Normaal gesproken is de overlevingskans van de gameten groter als het gaat om inwendige bevruchting. Dit is zo omdat de zygote beschermd is in het lichaam van de voorloper.
Externe bemesting
Externe bemesting is wat er gebeurt in het aquatisch milieu. Het proces is anders dan het vorige type omdat er in dit geval geen rechtstreeks contact tussen de ouders is.
In dit mechanisme geven de paren, dat wil zeggen, het mannetje en het vrouwtje, tegelijkertijd hun eitjes en sperma in het water af.
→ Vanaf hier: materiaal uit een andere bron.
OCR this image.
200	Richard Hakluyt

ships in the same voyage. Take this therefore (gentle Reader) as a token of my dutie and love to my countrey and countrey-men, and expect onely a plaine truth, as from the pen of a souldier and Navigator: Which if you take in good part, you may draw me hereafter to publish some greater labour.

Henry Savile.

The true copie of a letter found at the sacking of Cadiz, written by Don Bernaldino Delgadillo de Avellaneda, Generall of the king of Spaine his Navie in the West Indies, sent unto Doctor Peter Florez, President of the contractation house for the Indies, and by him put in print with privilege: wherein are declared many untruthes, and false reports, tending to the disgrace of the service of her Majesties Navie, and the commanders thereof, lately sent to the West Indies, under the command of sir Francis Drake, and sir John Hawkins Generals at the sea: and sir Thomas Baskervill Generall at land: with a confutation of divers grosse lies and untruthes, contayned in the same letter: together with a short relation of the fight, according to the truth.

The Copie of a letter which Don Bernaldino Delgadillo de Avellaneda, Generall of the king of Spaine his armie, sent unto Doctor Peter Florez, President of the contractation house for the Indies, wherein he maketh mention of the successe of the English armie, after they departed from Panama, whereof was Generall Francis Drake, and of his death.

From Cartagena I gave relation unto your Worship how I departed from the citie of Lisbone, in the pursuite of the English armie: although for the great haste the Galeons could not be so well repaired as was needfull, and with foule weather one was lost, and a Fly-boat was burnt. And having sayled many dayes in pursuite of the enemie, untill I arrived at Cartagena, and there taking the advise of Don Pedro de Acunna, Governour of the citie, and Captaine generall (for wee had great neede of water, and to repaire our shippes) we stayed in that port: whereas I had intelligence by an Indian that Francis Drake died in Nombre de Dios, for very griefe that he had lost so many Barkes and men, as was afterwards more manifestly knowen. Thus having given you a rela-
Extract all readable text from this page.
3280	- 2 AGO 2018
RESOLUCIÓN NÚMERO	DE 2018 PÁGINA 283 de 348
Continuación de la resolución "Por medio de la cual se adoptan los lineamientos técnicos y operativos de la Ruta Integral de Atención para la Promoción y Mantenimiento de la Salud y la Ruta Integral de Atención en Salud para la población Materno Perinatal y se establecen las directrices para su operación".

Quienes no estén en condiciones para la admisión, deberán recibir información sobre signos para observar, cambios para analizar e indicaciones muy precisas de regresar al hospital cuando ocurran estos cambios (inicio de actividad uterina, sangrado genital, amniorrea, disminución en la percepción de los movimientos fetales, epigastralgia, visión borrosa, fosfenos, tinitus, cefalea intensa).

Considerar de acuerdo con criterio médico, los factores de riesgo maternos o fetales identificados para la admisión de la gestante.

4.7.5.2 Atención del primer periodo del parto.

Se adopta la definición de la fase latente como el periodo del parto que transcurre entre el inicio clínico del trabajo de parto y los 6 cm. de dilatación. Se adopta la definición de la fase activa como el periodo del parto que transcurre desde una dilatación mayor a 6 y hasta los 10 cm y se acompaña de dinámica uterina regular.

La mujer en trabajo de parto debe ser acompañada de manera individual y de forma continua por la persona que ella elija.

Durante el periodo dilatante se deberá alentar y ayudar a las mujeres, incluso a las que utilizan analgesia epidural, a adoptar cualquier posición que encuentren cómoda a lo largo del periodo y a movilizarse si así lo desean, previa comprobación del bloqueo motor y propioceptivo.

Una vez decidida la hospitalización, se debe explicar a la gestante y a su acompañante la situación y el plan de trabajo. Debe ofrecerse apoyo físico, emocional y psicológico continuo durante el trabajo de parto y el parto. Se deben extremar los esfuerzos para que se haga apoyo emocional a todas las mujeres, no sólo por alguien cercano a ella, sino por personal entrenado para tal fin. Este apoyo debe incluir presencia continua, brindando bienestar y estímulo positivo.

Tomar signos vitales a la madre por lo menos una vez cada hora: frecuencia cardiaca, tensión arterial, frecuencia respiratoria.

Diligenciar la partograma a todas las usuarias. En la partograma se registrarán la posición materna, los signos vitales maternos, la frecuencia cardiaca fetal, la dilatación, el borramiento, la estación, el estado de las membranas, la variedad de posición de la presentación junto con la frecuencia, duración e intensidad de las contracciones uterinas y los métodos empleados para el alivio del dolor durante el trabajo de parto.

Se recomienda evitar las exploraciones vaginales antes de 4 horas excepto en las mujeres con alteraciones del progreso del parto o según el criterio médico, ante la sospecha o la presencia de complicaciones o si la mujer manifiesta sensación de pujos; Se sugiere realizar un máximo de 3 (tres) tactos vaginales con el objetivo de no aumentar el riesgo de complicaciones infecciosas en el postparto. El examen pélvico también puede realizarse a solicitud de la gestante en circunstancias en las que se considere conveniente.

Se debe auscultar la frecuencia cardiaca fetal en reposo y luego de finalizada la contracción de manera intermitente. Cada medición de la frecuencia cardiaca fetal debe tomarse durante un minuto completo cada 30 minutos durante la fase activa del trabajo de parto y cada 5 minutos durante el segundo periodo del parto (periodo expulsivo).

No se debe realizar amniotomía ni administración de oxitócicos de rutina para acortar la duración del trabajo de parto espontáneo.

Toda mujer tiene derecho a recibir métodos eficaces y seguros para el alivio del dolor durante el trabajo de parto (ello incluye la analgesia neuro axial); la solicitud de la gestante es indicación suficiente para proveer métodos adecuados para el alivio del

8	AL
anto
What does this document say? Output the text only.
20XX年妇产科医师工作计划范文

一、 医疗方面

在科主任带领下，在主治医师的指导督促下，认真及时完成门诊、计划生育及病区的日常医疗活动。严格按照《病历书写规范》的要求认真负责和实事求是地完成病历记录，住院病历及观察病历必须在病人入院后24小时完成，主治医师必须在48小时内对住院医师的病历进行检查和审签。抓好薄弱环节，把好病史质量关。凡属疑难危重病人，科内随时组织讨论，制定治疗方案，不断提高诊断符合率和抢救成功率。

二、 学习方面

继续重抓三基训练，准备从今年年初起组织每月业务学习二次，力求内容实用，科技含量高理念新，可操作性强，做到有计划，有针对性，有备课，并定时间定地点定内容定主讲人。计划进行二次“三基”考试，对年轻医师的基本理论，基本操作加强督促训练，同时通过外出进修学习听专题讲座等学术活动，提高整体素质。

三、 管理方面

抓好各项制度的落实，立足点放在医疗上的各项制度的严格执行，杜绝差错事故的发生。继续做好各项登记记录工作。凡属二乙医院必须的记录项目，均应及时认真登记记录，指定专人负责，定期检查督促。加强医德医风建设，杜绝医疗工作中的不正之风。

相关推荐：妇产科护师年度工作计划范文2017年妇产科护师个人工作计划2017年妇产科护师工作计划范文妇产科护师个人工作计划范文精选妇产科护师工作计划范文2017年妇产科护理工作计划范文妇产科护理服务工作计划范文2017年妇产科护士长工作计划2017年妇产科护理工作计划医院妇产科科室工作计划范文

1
Op deze manier is het daar waar de fusie tussen de gameten plaatsvindt.
In het algemeen blijkt het vloeibare medium zeer gunstig te zijn voor het overleven van de gameten en in het bijzonder voor de verplaatsing van het sperma. In dit geval moeten de releasetijden van de gameten samenvallen.
Dit komt omdat hun levensduur erg kort is. Dit is echter een probleem dat organismen oplossen door bepaalde gedragspatronen te implementeren die bekend staan als seksuele verkering.
Aan de andere kant is het belangrijk om in gedachten te houden dat gameten meestal gevoelig zijn voor veranderingen in temperatuur, pH 2 en roofdieren.
Dit betekent dat uw overlevingspercentage niet erg hoog is. Daarom geven dieren die externe bemesting gebruiken om die reden een groot aantal gameten vrij op het moment van reproductie. Dit gedrag verhoogt uw kans op levensonderhoud.
In grote lijnen is dit het type bemestingskenmerk van aquatische ongewervelde dieren, evenals vissen.
referenties
- Medel, R. (niet gedateerd). Voortplanting en embryonale ontwikkeling. Maturita de Biología. Teruggeplaatst van unellez.edu.ve.
- García, N; García, G. (niet gedateerd). Biologie II. Fascicle 5. Reproductie bij dieren. Hersteld van conevyt.org.mx.